A sign noting her musical accomplishments will be unveiled Thursday at her gravesite at the New Hope Missionary Baptist Church Cemetery in the small town of Walls, about two miles south of Memphis, Tenn.
Minnie, born Lizzie Kid Douglas, was one of the premier blues artists of the 1930s and ’40s. She was known for her spirited, street-wise demeanor.
“She is one of the first female blues legends that we have honored through this project and truly deserves to be a part of the trail,” Alex Thomas, blues heritage trail director, said in a news release.
In the early 1900s while living with her parents in Tunica and DeSoto counties in northwest Mississippi, Minnie began performing with Delta blues guitarist Willie Brown and others.

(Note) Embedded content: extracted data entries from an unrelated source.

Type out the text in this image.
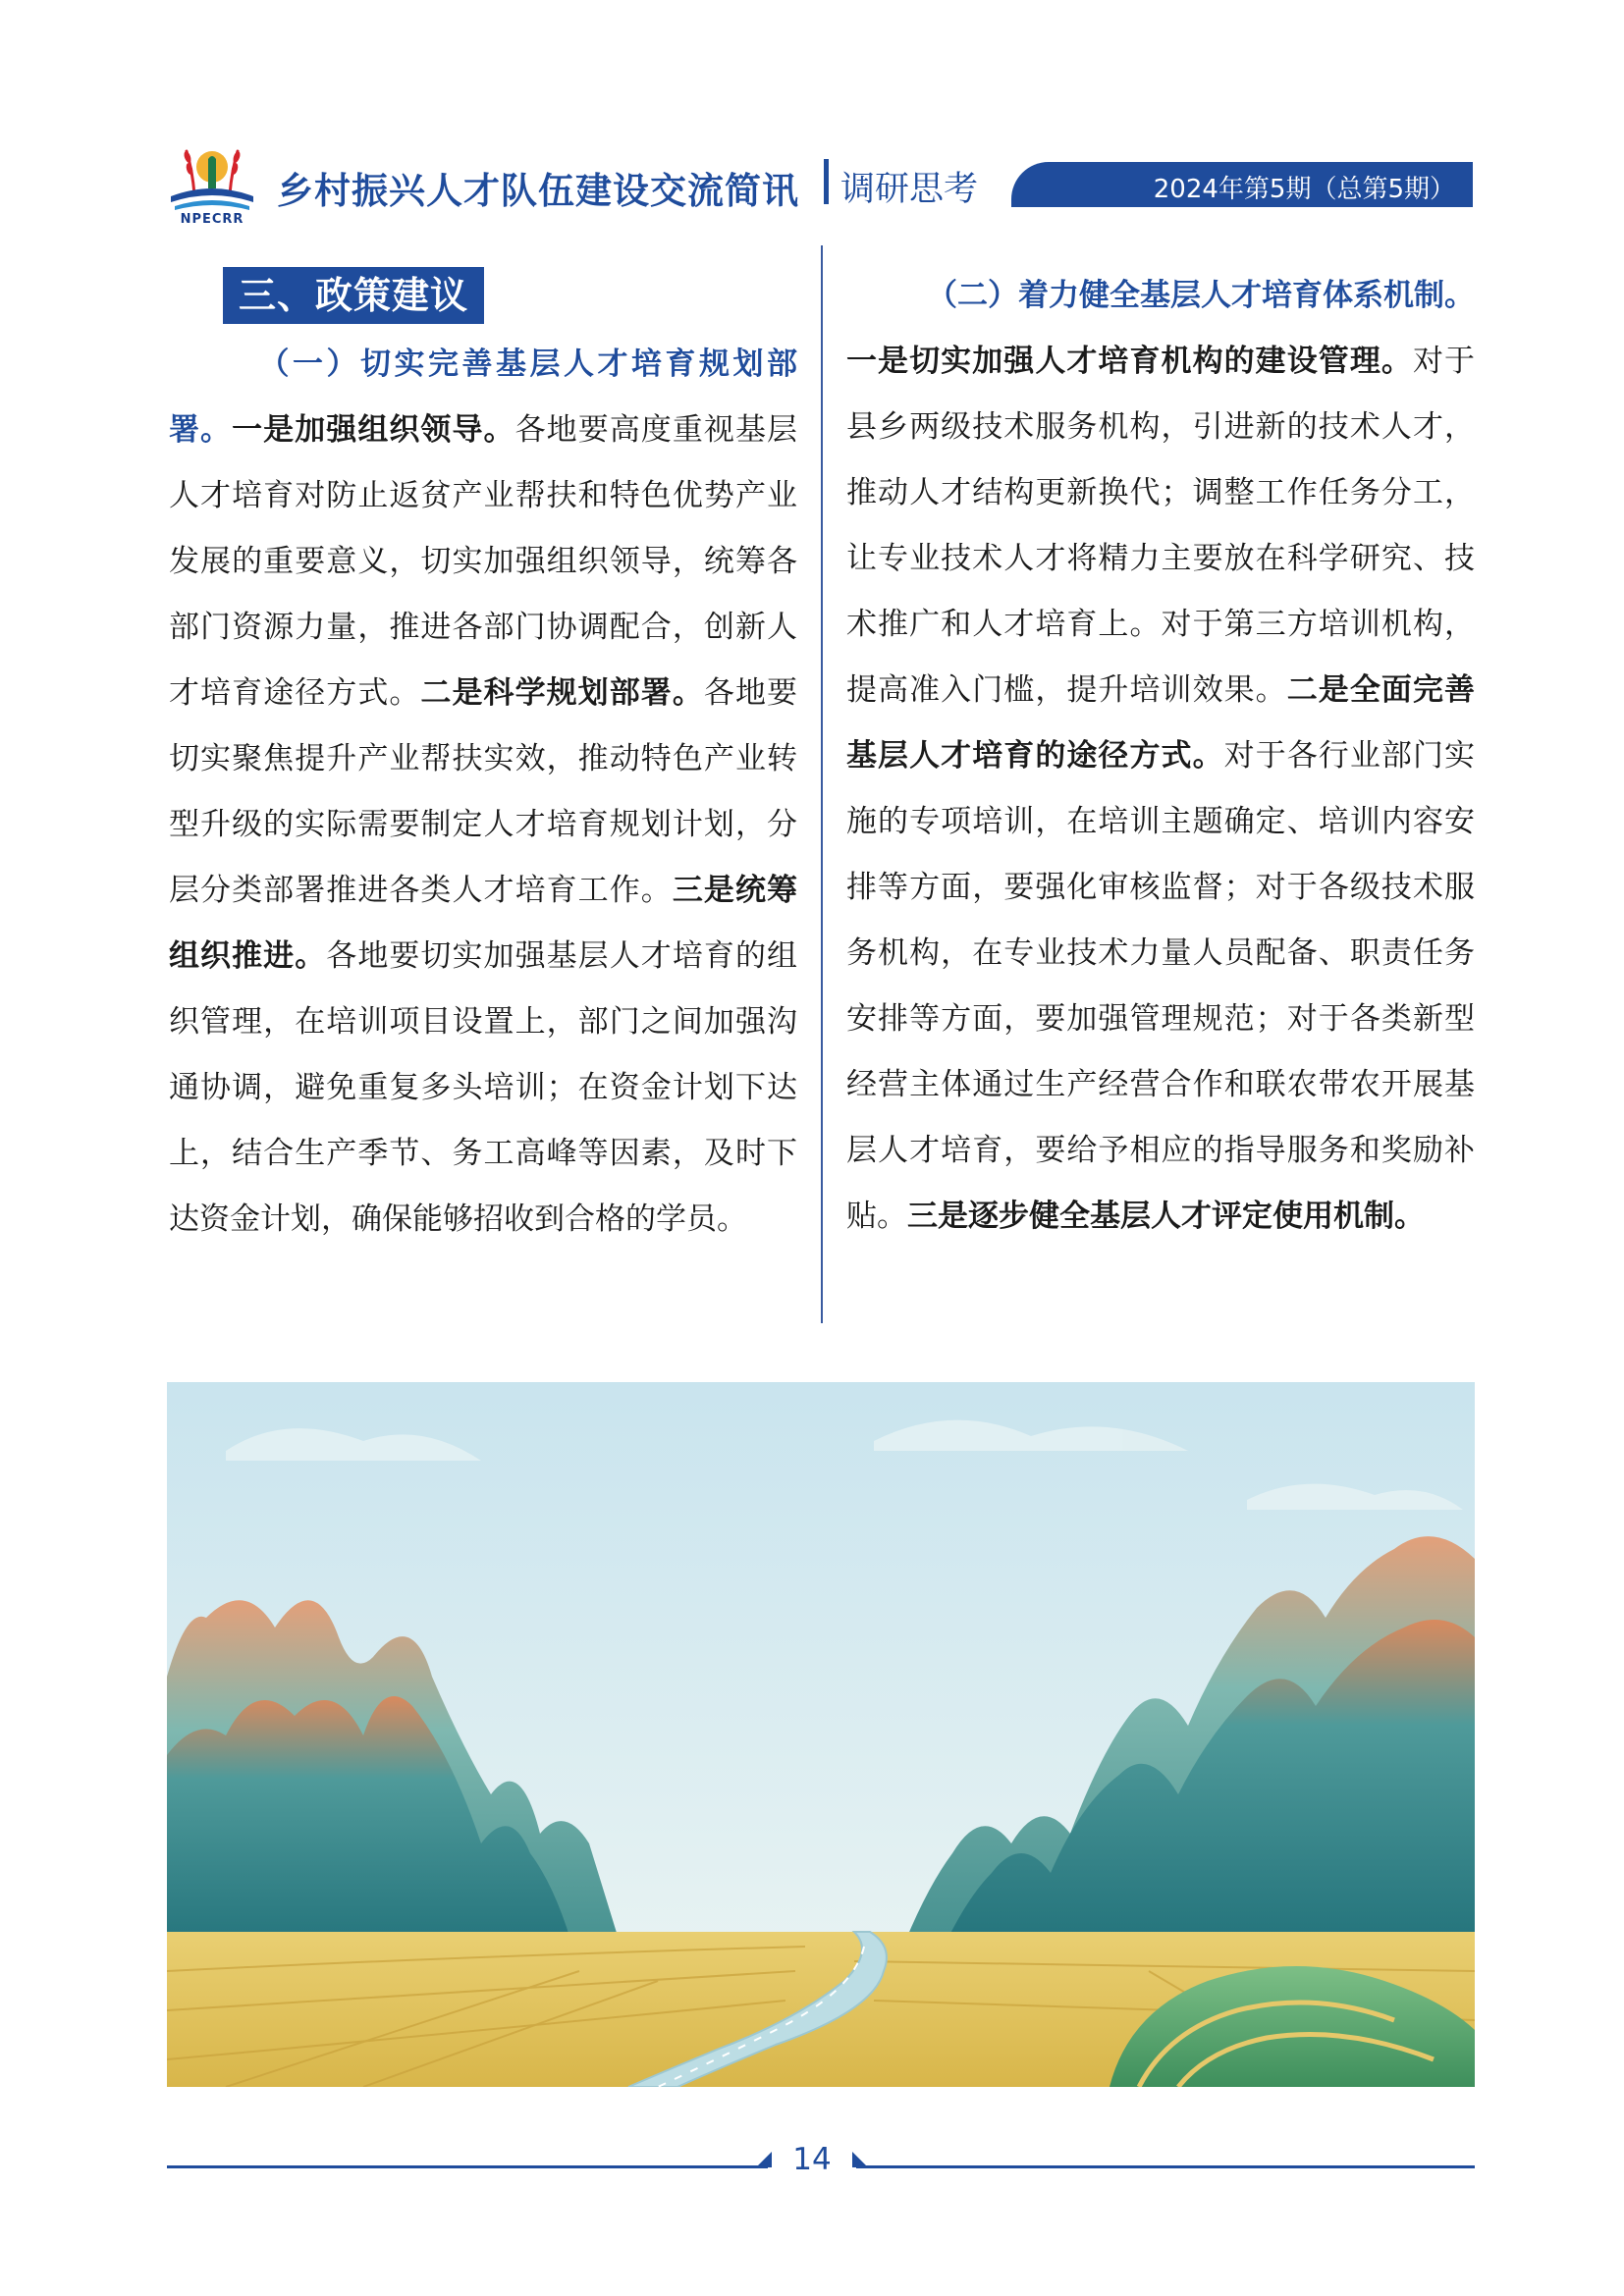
NPECRR
乡村振兴人才队伍建设交流简讯 调研思考	2024年第5期（总第5期）
三、政策建议

（一）切实完善基层人才培育规划部署。一是加强组织领导。各地要高度重视基层人才培育对防止返贫产业帮扶和特色优势产业发展的重要意义，切实加强组织领导，统筹各部门资源力量，推进各部门协调配合，创新人才培育途径方式。二是科学规划部署。各地要切实聚焦提升产业帮扶实效，推动特色产业转型升级的实际需要制定人才培育规划计划，分层分类部署推进各类人才培育工作。三是统筹组织推进。各地要切实加强基层人才培育的组织管理，在培训项目设置上，部门之间加强沟通协调，避免重复多头培训；在资金计划下达上，结合生产季节、务工高峰等因素，及时下达资金计划，确保能够招收到合格的学员。

（二）着力健全基层人才培育体系机制。一是切实加强人才培育机构的建设管理。对于县乡两级技术服务机构，引进新的技术人才，推动人才结构更新换代；调整工作任务分工，让专业技术人才将精力主要放在科学研究、技术推广和人才培育上。对于第三方培训机构，提高准入门槛，提升培训效果。二是全面完善基层人才培育的途径方式。对于各行业部门实施的专项培训，在培训主题确定、培训内容安排等方面，要强化审核监督；对于各级技术服务机构，在专业技术力量人员配备、职责任务安排等方面，要加强管理规范；对于各类新型经营主体通过生产经营合作和联农带农开展基层人才培育，要给予相应的指导服务和奖励补贴。三是逐步健全基层人才评定使用机制。

14
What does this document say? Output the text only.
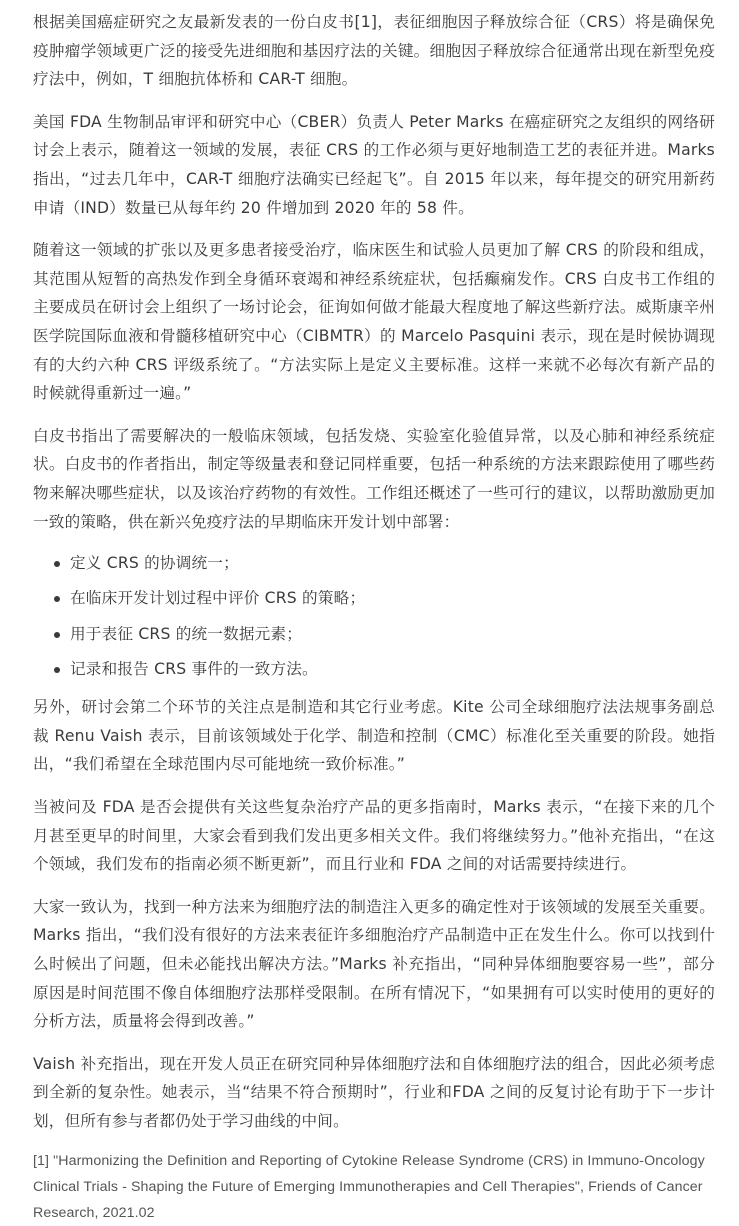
根据美国癌症研究之友最新发表的一份白皮书[1]，表征细胞因子释放综合征（CRS）将是确保免疫肿瘤学领域更广泛的接受先进细胞和基因疗法的关键。细胞因子释放综合征通常出现在新型免疫疗法中，例如，T 细胞抗体桥和 CAR-T 细胞。

美国 FDA 生物制品审评和研究中心（CBER）负责人 Peter Marks 在癌症研究之友组织的网络研讨会上表示，随着这一领域的发展，表征 CRS 的工作必须与更好地制造工艺的表征并进。Marks 指出，“过去几年中，CAR-T 细胞疗法确实已经起飞”。自 2015 年以来，每年提交的研究用新药申请（IND）数量已从每年约 20 件增加到 2020 年的 58 件。

随着这一领域的扩张以及更多患者接受治疗，临床医生和试验人员更加了解 CRS 的阶段和组成，其范围从短暂的高热发作到全身循环衰竭和神经系统症状，包括癫痫发作。CRS 白皮书工作组的主要成员在研讨会上组织了一场讨论会，征询如何做才能最大程度地了解这些新疗法。威斯康辛州医学院国际血液和骨髓移植研究中心（CIBMTR）的 Marcelo Pasquini 表示，现在是时候协调现有的大约六种 CRS 评级系统了。“方法实际上是定义主要标准。这样一来就不必每次有新产品的时候就得重新过一遍。”

白皮书指出了需要解决的一般临床领域，包括发烧、实验室化验值异常，以及心肺和神经系统症状。白皮书的作者指出，制定等级量表和登记同样重要，包括一种系统的方法来跟踪使用了哪些药物来解决哪些症状，以及该治疗药物的有效性。工作组还概述了一些可行的建议，以帮助激励更加一致的策略，供在新兴免疫疗法的早期临床开发计划中部署：

定义 CRS 的协调统一；
在临床开发计划过程中评价 CRS 的策略；
用于表征 CRS 的统一数据元素；
记录和报告 CRS 事件的一致方法。

另外，研讨会第二个环节的关注点是制造和其它行业考虑。Kite 公司全球细胞疗法法规事务副总裁 Renu Vaish 表示，目前该领域处于化学、制造和控制（CMC）标准化至关重要的阶段。她指出，“我们希望在全球范围内尽可能地统一致价标准。”

当被问及 FDA 是否会提供有关这些复杂治疗产品的更多指南时，Marks 表示，“在接下来的几个月甚至更早的时间里，大家会看到我们发出更多相关文件。我们将继续努力。”他补充指出，“在这个领域，我们发布的指南必须不断更新”，而且行业和 FDA 之间的对话需要持续进行。

大家一致认为，找到一种方法来为细胞疗法的制造注入更多的确定性对于该领域的发展至关重要。Marks 指出，“我们没有很好的方法来表征许多细胞治疗产品制造中正在发生什么。你可以找到什么时候出了问题，但未必能找出解决方法。”Marks 补充指出，“同种异体细胞要容易一些”，部分原因是时间范围不像自体细胞疗法那样受限制。在所有情况下，“如果拥有可以实时使用的更好的分析方法，质量将会得到改善。”

Vaish 补充指出，现在开发人员正在研究同种异体细胞疗法和自体细胞疗法的组合，因此必须考虑到全新的复杂性。她表示，当“结果不符合预期时”，行业和FDA 之间的反复讨论有助于下一步计划，但所有参与者都仍处于学习曲线的中间。

[1] "Harmonizing the Definition and Reporting of Cytokine Release Syndrome (CRS) in Immuno-Oncology Clinical Trials - Shaping the Future of Emerging Immunotherapies and Cell Therapies", Friends of Cancer Research, 2021.02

Douglas acquired the name Memphis Minnie when she became a recording artist in 1929, as part of a duo with her guitar-playing husband, Kansas Joe McCoy. The couple’s first recording session produced the classic song “When the Levee Breaks,” later made famous by Led Zeppelin. The song has most recently been heard as a theme song for documentaries on Hurricane Katrina and New Orleans.
Minnie’s greatest fame was achieved in Chicago, where she and her last husband, Ernest “Little Son Joe” Lawlars, recorded and performed regularly. The two eventually moved back to Memphis in 1958.
Some of Minnie’s best known songs are “Me and My Chauffeur Blues,” “Bumble Bee,” “What’s the Matter With the Mill,” “In My Girlish Days” and “Please Set a Date.”
After returning to Memphis, Minnie suffered a stroke and spent her final years unable to perform and living in a nursing home. She died at the age of 76 on Aug. 6, 1973.
In 1980, Minnie and Bessie Smith were the only two women elected to the inaugural group of performers in the Blues Foundation’s Blues Hall of Fame. Minnie’s grave remained unmarked until the Mt. Zion Memorial Fund raised money for a tombstone in 1996.
The Mississippi Blues Commission plans to put up more than 100 markers across the state to help tourists trace the area’s musical heritage.